Economia
Patto di stabilità e Pnrr, il futuro dell’economia è una partita a scacchi
Di Giampiero Cinelli
Le vicine elezioni europee stanno favorendo discussioni su temi molto ampi e fondamentali, togliendo però il focus su questioni di più medio termine, concrete, economiche. Il governo spera in una Europa nuova, a guida conservatrice e si pone il problema della collocazione internazionale, incalzato dagli attuali problemi di politica estera, ma sta anche percorrendo in questo momento una traiettoria ben precisa in fatto di conti pubblici, investimenti e scadenze. Se magari ciò è secondario, non ha minori conseguenze sulla vita delle persone.
Specialmente in questa fase, si sono intrecciati i dossier del Def, del nuovo Patto di Stabilità, delle sempre aleggianti regole di bilancio e del Pnrr. In sostanza, le risorse a disposizione vanno relazionate a una serie di obiettivi e di vincoli, senza dimenticare la prospettiva da qui a 2-3 anni quando, con i fondi del Pnrr da restituire, torneranno le norme su deficit e debito da rispettare.
A quel punto, senza tanti fronzoli, il governo dovrà fare riferimento alle proprie casse per vedere come impostare l’azione. Ma difficile essere tranquilli se i tassi di crescita restano sui livelli di quello atteso per il 2024 (Pil in crescita dell’1%).
Ecco perché il governo ha presentato ora un Def con solo la parte tendenziale (cioè di previsioni grezze, non di stime in virtù del programma da attuare). Si naviga a vista, comunque senza disperare, e si mettono in conto future privatizzazioni per gestire le incertezze.
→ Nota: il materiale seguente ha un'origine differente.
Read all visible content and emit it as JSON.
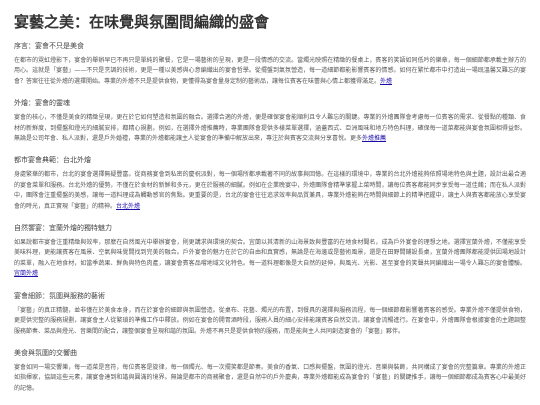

Il Patto di Stabilità è stato modificato e consente piani di rientro pluriennali. Inoltre è stato abbandonato l’indicatore dell’output gap, che era una valutazione delle potenzialità del Pil di un Paese, che influivano sulle sue possibilità di spesa (così come l’altro indicatore analogo del deficit strutturale). Il debito poi non dovrà più essere ridotto di un ventesimo l’anno, gli eventuali tagli saranno più contenuti. Tuttavia non si esce da una logica generale di supervisione da parte delle istituzioni europee, che indurranno inevitabilmente il governo a una certa prudenza, anche qualora dovesse inficiare i suoi obiettivi e le aspettative dei cittadini. Il tutto, accennavamo sopra, tornando a seguire anche i classici vincoli del 3% e del 60%.
Cosa fare dunque? Massimizzare i possibili effetti positivi del Pnrr, della riduzione fiscale e della flessibilità di bilancio possibile nel 2024. Sperando peraltro che l’inflazione residua renda meno pesante il debito. E sfruttando poi la capacità immutata dei privati a esportare (un fattore che aiuta l’Italia a mantenere una posizione contabile nei confronti dell’estero più positiva).
I fondi del Pnrr vanno restituiti dal 2026 e l’ambizioso piano toglie energie e attenzioni dalla gestione invece del bilancio europeo 2021-2027. Tuttavia questo è comprensibile, perché quando la situazione presenta dinamiche stringenti, la leva degli investimenti pubblici è la chiave per avere gli effetti sperati. Per questo il governo con Raffaele Fitto mantiene una continua interlocuzione con la Commissione e punta a non perdere un centesimo dei fondi ottenuti, anche se convinto a spostare parte di quei fondi su altri canali e progetti diversi dal Pnrr.